War and ethics: What are the investment community’s responsibilities?

by Oleksandr Biriuk and Olga Teteruk
The Russia-Ukraine conflict has changed the investment landscape at such a sheer scale and with such speed that the investing rules must be adjusted to stay relevant.

Russia’s invasion of Ukraine has had ramifications throughout the global investment community. There are the obvious repercussions: the rising volatility in the equity and commodities markets as well as spiking inflation. But there are also more subtle effects: The war has forced investment professionals to navigate complex grey areas where their choices might be legal from a regulatory standpoint but questionable from an ethical perspective.

The Russia-Ukraine war is not the first conflict to affect the financial industry in these ways, but it has changed the reality on the ground for practitioners. The investment community needs to recognise this and act accordingly. The threat of such conflicts and their consequences raise important questions that we, as a community, must address.

Codes of professional standards like the CFA Institute Code of Ethics and Standards of Professional Conduct guide people facing real-world ethical dilemmas. Such dilemmas are like highway junctions with the particular code of conduct serving as a road map that tells us which lane to take. But a map is useful only as long as it accurately reflects reality. When reality changes, the map must be adjusted. Otherwise, those who take the wrong lane might encounter a more complex intersection further down the road.

Should portfolio managers hold stock in companies that play some role in military aggression even when it’s perfectly legal to do so? Should an adviser cut ties with a client who is directly or indirectly involved in such conflicts? Where should the lines be drawn?

War-related issues are hardly unique to the investment profession, so the answers to these questions should be guided by general moral norms and principles. But there are few phenomena that do as much damage to capital markets or society as a whole.

War not only poses risks to the investment industry’s profitability, but also to its reputation and credibility. Financial professionals or institutions that assist a government waging war to upend the rules-based world order can hardly bolster the public’s confidence in the financial markets or the investment profession.

We need to be mindful of such risks. The Russian invasion of Ukraine has demonstrated that war has dramatic ripple effects that extend far beyond the frontline and are hard, if not impossible, to model. What seemed rock solid can fall apart in a matter of days. Prior to the war, Russian equities traded on foreign exchanges. Many had “buy” ratings from major investment houses. Soon after the Russian attack, they were all worthless. Wealthy clients with established relationships found their accounts blocked.
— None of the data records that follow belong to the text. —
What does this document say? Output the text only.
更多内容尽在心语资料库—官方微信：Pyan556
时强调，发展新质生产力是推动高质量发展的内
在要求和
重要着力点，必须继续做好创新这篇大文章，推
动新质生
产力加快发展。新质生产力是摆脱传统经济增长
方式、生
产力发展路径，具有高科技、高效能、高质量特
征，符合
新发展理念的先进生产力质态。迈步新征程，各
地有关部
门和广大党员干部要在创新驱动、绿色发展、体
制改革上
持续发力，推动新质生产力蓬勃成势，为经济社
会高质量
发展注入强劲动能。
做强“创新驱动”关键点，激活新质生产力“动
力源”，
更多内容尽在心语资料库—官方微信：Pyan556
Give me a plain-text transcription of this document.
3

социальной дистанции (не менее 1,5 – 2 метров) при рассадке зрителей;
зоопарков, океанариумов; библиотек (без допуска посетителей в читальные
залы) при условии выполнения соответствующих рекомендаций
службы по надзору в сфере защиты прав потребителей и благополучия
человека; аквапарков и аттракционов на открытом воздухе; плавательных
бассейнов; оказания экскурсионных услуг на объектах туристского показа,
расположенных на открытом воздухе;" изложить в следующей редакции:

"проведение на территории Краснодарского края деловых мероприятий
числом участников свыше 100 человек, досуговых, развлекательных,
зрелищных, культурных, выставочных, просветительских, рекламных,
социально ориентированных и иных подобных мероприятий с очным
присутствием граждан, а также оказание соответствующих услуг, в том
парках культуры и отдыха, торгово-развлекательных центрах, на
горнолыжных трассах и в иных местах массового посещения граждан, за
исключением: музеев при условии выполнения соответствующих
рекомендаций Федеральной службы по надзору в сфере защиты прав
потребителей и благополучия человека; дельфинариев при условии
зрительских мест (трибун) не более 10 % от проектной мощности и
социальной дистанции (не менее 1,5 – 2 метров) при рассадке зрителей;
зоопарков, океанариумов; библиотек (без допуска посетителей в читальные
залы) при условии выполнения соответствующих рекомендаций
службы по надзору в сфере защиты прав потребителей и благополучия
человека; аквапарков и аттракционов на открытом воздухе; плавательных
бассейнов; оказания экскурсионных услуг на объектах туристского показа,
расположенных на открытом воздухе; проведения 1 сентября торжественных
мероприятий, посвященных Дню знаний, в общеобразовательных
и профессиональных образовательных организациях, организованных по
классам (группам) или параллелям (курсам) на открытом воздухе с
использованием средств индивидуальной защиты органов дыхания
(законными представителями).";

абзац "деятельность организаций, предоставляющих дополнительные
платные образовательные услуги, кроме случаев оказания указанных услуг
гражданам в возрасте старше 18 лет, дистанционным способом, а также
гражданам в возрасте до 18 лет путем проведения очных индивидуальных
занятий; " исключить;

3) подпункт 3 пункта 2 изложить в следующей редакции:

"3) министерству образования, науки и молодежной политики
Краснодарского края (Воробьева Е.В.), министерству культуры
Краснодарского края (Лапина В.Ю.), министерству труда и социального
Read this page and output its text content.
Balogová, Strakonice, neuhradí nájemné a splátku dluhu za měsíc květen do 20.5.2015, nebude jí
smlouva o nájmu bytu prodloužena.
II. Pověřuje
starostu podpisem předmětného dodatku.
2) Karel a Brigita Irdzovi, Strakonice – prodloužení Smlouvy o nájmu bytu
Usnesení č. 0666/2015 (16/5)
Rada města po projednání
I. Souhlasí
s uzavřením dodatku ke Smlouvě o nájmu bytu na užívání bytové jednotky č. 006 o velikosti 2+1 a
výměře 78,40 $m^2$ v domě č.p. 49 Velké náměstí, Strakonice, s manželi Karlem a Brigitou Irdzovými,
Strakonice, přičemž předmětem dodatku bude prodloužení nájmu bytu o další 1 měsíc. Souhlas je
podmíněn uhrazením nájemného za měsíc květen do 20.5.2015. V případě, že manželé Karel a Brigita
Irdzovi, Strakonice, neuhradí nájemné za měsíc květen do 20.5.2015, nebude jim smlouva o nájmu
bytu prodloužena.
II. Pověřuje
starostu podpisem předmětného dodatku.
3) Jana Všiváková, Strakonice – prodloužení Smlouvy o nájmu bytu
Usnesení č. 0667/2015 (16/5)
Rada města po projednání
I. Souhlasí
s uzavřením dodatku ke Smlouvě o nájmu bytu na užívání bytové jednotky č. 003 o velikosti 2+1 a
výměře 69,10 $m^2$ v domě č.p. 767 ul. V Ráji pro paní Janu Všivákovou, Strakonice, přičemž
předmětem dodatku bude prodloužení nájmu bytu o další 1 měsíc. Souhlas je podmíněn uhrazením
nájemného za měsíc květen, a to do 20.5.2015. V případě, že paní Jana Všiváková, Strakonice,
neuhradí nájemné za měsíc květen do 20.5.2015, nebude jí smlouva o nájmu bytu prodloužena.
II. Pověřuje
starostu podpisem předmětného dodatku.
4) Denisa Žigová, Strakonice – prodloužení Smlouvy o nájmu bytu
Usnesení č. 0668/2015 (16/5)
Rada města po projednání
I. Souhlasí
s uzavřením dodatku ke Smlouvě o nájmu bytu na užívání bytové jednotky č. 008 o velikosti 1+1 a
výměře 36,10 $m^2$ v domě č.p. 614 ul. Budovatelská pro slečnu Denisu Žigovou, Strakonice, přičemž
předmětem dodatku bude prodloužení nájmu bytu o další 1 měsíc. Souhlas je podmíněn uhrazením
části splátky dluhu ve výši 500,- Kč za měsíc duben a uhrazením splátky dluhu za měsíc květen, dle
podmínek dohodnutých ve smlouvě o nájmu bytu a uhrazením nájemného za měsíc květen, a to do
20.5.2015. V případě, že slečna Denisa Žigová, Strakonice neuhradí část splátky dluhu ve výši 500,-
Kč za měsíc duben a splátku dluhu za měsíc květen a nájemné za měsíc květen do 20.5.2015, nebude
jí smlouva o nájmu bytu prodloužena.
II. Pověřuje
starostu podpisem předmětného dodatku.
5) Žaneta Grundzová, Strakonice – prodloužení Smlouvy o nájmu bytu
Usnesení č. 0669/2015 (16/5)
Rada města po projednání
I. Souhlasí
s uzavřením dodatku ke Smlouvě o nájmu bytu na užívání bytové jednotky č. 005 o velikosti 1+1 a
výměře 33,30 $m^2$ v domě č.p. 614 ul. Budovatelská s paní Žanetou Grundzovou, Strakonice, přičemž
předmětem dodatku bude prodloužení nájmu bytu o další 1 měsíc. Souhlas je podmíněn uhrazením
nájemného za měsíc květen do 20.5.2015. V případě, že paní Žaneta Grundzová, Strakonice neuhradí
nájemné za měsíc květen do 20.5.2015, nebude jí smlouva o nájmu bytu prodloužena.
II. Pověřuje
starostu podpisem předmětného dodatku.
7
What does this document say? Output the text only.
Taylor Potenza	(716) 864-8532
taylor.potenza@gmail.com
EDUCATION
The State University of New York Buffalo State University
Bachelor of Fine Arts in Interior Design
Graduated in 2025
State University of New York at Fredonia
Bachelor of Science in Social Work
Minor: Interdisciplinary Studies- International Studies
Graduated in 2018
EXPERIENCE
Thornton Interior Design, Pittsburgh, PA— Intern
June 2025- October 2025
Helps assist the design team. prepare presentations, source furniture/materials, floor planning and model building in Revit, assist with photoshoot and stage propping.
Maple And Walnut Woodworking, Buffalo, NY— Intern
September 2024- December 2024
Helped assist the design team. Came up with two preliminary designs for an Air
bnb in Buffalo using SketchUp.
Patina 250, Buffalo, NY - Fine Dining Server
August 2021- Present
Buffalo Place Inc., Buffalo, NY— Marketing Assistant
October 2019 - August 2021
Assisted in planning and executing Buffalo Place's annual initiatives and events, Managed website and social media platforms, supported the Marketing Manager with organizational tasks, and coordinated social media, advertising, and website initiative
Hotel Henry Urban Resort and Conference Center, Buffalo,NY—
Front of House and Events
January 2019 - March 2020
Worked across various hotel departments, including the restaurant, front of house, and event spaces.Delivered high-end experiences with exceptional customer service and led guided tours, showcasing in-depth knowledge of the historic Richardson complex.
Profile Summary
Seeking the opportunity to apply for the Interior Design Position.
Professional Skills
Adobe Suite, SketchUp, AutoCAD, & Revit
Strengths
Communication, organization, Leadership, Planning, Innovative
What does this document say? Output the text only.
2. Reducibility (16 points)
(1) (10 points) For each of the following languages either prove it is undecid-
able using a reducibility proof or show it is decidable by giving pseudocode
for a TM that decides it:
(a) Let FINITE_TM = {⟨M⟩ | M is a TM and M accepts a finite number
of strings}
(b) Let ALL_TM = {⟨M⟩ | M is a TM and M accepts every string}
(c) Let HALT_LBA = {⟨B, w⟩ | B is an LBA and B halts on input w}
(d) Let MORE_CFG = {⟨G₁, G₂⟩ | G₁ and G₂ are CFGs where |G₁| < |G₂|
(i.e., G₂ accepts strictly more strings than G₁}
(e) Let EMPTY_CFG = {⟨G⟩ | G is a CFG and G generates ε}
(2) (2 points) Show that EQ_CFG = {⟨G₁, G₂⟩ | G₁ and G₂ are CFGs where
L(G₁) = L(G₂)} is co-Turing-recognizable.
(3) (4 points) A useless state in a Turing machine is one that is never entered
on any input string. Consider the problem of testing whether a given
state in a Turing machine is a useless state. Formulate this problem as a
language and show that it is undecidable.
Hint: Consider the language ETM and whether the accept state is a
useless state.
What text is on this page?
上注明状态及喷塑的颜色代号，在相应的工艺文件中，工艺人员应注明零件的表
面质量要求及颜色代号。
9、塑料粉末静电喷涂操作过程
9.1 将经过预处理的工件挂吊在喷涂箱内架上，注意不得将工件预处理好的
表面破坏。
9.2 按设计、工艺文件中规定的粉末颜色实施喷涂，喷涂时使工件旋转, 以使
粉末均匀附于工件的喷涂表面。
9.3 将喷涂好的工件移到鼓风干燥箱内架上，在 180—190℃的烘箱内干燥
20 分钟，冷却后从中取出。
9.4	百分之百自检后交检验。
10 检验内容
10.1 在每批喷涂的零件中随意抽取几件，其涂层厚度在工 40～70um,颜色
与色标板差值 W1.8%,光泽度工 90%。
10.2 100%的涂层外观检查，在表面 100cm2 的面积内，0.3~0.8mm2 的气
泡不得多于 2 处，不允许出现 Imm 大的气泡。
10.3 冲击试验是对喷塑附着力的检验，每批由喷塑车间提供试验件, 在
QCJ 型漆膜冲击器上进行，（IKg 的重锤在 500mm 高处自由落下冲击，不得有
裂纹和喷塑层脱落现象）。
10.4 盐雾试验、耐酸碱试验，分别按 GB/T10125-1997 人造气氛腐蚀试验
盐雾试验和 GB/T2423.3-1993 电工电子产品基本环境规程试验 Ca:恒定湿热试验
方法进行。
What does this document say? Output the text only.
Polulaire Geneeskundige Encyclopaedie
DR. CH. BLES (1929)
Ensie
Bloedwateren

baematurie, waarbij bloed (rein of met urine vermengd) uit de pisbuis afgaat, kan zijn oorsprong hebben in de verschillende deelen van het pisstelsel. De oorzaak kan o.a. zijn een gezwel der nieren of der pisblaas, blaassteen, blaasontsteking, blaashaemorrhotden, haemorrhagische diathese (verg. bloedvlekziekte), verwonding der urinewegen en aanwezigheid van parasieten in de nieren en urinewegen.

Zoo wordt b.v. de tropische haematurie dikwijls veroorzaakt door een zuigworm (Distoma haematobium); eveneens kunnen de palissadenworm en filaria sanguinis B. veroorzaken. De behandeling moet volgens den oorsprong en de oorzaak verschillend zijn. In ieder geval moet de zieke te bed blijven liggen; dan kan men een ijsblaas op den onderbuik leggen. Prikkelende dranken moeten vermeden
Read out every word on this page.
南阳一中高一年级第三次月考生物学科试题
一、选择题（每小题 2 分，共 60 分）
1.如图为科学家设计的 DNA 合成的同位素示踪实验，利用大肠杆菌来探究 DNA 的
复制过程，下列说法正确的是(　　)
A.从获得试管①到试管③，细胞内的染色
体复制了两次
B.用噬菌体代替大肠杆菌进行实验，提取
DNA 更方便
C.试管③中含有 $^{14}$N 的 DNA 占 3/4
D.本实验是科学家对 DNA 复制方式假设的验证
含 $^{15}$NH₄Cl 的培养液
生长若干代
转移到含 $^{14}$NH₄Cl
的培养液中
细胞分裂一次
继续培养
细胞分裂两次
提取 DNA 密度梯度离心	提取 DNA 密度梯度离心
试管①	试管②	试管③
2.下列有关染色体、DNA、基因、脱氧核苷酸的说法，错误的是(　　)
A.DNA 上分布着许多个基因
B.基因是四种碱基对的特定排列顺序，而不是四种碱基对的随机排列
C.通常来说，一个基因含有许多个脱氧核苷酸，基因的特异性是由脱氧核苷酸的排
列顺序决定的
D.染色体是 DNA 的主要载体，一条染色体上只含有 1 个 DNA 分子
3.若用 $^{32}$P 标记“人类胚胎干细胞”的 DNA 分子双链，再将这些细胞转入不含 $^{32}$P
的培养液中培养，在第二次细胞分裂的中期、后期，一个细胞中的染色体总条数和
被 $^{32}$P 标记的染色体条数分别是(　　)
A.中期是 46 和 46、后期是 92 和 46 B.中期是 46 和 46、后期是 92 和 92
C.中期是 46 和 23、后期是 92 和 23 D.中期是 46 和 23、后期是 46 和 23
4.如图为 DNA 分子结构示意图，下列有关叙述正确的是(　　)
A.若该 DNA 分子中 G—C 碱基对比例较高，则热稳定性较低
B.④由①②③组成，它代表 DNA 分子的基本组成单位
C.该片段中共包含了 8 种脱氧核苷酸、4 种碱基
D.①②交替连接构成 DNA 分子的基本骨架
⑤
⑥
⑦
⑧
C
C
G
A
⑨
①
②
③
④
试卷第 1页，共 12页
Lucrative deals had to be scrapped and businesses liquidated. At one point, the market was left to wonder whether agent banks would wire through coupon payments from the Russian government to its creditors. A year ago, such concerns would have raised more than a few eyebrows. The conflict has changed the investment landscape at such a sheer scale and with such speed that the rules must be adjusted to stay relevant.

The question is: What should these new rules look like? Now is the time to begin that discussion. Should there be explicit rules requiring investors and institutions to dissociate themselves from war-related activities in certain circumstances? What about an exclusionary screening approach?

It is never easy to find a common denominator on complicated and divisive ethical questions. Indeed, there are no perfect solutions to these dilemmas, but that doesn’t mean solutions aren’t possible. The investment industry could promote an ESG (environmental, social and governance)-like approach when it comes to military conflict. This could take the form of guidance on best practices or disclosures around war-related information to current and potential clients. These might include a list of portfolio companies that do business in the aggressor country, or a divestment strategy detailing how securities from such firms will be excluded in the future. There are no doubt other potential solutions that will emerge in the course of these conversations.

The Russia-Ukraine conflict has demonstrated that the consequences of major wars are impossible to anticipate and too big to ignore. Which is why the investment community needs to come together to develop common standards to apply when such conflicts break out, but with the ultimate goal of preventing them from breaking out in the first place. Let’s start the discussion.

Oleksandr Biriuk, CFA, is an investment professional with expertise in data analysis and quantitative methods. Olga Teteruk, CFA, is an investment professional with expertise in private equity.